Left there now are three dusty glass shelves with a meager scattering of abandoned toiletries—old bottles of prescription medicines, an eyecup, a mug of shaving cream, an injector razor, a beaver-brush applicator, and a toothbrush.

It is the injector razor that first attracts Flynn’s eye. Not that it is in any way an unusual inject razor. The model is a fairly common well-known brand name—a Gillette Trac II. Ordinary enough, but not the kind of razor one associates with a decade ago. This, to Detective Sergeant Edward Flynn, has a fairly current ring to it. Also, the blade is by no means rusty. On the contrary, it looks rather fresh.

And then, the beaver-brush applicator. Damp, rather wettish to the touch. Now that is odd, he thinks.

Shortly after he leaves the old South Street shelter, clapping shut the big brass padlock on the front gate, Flynn ducks into a coffee-shop phone booth. In the next moment or so he is talking once more with General Pierce at the Army’s division headquarters. Had the Army made any provision for keeping a watchman on the premises of the old shelter at night, he inquires of the General, and is promptly informed that no such provision is now or, indeed, was ever in force.

»48«

“You Haggard?”

“Right.”

“Sid Fox. Wershba told me you were coming.”

“On? Did he way what for?”

“Just a little. Come on in. We’re holding three of ’em over in the mail room of the First National.”

2:00 P.M. Pan Am Building, 45th Street Entrance

Patrol cars. Fire engines, Mobile TV vans. Throngs of people milling about the entrance of the building. Police cordons. The sound of sirens converging on the spot. Thrown about the 45th Street entrance, a large semicircle of patrol cars, doors open, dome lights rotating. More patrol cars nosing their way slowly up through the cordoned-off street between Vanderbilt and Lexington Avenues.

The door of the patrol car slams behind Haggard as he and Sergeant Fox push through the crowds, preceded by a flying wedge made up of a half-dozen patrolmen running interference.

“How come you got ’em in the bank?” Haggard asks over his shoulder. “They try to bust the pace?”

“Nope—just happened to be convenient. Right up ahead there through the lobby, Lieutenant. Ground floor on your right.”

They spin through revolving doors. Several firemen speed past—men in helmets, bright-red riot jackets—hauling buckets of sand, lines of fire hose.

“How many of ’em you say you got?” asks Haggard.

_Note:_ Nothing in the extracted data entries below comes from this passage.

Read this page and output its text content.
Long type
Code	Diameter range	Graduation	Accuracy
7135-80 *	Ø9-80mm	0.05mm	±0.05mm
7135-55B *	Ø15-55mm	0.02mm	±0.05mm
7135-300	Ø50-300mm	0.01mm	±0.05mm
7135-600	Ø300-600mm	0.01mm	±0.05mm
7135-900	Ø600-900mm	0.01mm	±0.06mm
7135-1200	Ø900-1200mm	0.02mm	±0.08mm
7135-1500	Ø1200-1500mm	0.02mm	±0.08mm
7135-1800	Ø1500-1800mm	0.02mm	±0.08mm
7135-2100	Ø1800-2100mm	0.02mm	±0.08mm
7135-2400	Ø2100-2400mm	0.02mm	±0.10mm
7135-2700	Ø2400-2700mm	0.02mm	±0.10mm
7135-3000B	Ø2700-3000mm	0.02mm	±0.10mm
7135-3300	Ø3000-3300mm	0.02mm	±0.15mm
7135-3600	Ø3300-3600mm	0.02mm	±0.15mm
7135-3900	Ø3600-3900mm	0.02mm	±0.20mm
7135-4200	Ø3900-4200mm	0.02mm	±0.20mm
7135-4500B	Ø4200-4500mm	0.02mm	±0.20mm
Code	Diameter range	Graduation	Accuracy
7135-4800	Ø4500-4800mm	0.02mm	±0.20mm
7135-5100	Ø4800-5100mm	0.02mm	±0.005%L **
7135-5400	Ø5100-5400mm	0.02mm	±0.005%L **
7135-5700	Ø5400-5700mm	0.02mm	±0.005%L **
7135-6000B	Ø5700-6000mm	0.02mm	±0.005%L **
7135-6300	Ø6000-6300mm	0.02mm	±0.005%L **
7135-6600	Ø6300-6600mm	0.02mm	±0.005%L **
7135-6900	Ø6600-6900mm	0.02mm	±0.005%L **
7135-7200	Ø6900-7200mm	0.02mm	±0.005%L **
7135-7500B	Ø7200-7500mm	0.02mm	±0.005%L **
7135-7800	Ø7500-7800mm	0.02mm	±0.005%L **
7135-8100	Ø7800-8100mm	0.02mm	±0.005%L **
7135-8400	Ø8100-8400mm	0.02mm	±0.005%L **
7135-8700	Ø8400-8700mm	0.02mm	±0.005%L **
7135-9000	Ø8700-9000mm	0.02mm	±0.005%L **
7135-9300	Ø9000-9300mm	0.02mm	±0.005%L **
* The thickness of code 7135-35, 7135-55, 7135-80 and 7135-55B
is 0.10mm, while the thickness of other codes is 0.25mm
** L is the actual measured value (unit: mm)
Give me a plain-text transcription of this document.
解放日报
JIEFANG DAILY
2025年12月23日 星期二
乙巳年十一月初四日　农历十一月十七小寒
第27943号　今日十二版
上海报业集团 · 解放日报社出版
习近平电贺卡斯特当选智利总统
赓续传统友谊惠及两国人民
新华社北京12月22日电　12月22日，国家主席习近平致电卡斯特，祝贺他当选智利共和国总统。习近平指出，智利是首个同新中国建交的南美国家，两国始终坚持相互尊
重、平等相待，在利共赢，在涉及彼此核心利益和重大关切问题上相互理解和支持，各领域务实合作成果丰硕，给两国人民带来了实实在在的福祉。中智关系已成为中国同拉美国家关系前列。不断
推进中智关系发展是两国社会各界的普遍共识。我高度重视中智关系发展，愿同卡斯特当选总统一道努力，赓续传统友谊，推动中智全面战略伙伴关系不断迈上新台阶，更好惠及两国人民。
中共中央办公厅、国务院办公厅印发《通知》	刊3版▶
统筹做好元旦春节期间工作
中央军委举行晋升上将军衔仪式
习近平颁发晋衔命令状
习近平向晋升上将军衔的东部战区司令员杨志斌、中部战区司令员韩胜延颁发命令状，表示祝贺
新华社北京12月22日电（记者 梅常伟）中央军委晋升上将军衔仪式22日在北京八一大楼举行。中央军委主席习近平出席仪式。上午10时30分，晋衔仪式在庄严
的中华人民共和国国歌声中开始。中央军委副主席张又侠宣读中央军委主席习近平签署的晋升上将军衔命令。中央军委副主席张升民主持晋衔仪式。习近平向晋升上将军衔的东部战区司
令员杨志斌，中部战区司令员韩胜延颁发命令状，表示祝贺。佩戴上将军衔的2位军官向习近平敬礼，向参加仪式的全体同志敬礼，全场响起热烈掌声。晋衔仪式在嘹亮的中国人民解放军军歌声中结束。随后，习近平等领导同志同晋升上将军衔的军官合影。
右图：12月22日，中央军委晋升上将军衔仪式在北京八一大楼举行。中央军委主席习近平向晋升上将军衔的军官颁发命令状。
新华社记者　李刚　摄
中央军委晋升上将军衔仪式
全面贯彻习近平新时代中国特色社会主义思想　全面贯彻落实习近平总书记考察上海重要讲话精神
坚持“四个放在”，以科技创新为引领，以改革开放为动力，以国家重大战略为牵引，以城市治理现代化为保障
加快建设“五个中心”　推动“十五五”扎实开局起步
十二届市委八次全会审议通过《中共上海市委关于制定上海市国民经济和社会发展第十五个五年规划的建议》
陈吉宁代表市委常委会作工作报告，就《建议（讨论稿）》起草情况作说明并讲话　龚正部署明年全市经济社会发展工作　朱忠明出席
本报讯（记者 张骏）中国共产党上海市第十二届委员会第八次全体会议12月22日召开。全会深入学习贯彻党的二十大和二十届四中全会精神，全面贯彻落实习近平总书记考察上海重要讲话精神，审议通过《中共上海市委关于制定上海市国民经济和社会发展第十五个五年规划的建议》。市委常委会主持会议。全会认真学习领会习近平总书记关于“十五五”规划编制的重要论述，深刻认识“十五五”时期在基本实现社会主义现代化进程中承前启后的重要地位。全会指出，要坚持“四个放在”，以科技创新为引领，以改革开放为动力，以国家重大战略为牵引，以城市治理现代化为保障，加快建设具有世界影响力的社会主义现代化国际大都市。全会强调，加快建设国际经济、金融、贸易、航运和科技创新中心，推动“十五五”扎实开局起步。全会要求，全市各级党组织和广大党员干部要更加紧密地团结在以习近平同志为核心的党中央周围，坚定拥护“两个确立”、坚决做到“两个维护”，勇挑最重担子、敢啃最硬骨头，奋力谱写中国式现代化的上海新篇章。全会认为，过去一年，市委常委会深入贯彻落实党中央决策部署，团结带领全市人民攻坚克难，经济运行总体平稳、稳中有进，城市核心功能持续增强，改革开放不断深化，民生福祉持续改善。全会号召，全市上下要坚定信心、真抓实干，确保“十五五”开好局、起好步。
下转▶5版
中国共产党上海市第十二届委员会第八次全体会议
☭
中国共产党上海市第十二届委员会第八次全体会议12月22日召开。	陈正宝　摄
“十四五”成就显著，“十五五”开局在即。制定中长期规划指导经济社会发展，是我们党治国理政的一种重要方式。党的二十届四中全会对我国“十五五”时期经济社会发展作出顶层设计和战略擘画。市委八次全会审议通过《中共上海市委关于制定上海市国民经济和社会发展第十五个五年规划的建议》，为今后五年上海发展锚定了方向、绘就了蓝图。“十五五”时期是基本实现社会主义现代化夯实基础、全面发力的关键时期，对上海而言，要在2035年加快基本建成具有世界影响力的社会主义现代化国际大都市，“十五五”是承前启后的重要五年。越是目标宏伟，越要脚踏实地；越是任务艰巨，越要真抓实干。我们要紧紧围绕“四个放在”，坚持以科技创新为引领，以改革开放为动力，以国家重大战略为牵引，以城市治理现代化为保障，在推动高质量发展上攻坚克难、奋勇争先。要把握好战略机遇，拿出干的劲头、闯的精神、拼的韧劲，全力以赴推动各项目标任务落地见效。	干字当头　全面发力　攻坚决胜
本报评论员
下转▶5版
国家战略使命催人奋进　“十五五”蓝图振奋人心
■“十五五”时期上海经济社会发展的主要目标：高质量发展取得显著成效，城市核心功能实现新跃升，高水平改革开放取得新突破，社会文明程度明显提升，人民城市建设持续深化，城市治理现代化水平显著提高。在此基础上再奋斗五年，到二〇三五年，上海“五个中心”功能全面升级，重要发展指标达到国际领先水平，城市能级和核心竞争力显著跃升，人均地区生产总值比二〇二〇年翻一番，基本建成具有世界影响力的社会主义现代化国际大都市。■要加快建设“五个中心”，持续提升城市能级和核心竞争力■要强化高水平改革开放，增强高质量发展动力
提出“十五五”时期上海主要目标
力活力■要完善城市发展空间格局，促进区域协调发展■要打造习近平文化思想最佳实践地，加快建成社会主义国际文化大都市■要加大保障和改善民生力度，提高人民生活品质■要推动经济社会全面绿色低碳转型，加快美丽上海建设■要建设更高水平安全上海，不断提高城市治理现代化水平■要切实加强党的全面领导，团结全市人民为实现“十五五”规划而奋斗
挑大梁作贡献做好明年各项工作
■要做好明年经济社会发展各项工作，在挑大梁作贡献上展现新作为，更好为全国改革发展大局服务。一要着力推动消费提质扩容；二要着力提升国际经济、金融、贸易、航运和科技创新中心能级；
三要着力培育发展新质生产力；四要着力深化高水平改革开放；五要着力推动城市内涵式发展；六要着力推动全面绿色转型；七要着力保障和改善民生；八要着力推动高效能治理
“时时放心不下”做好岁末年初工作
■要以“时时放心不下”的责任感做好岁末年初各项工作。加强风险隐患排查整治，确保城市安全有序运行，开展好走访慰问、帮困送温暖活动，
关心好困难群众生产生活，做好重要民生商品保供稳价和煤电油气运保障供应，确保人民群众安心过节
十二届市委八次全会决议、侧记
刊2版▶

“Three. There are two more up there. Got ’em pretty well sealed off between the thirty-fifth floor and the rooftop. Pulled around a half-dozen bombs out of the place already.”

“Where’d you find ’em?”

“Trash cans. Mail chutes. Stairwells mostly. They were seeding the joint.”

“Think you got ’em all?”

“Don’t know. It’s a big building. We’re scouring the place from boiler room to rooftop. Got a restaurant up there. Caught a lot of people eating lunch.”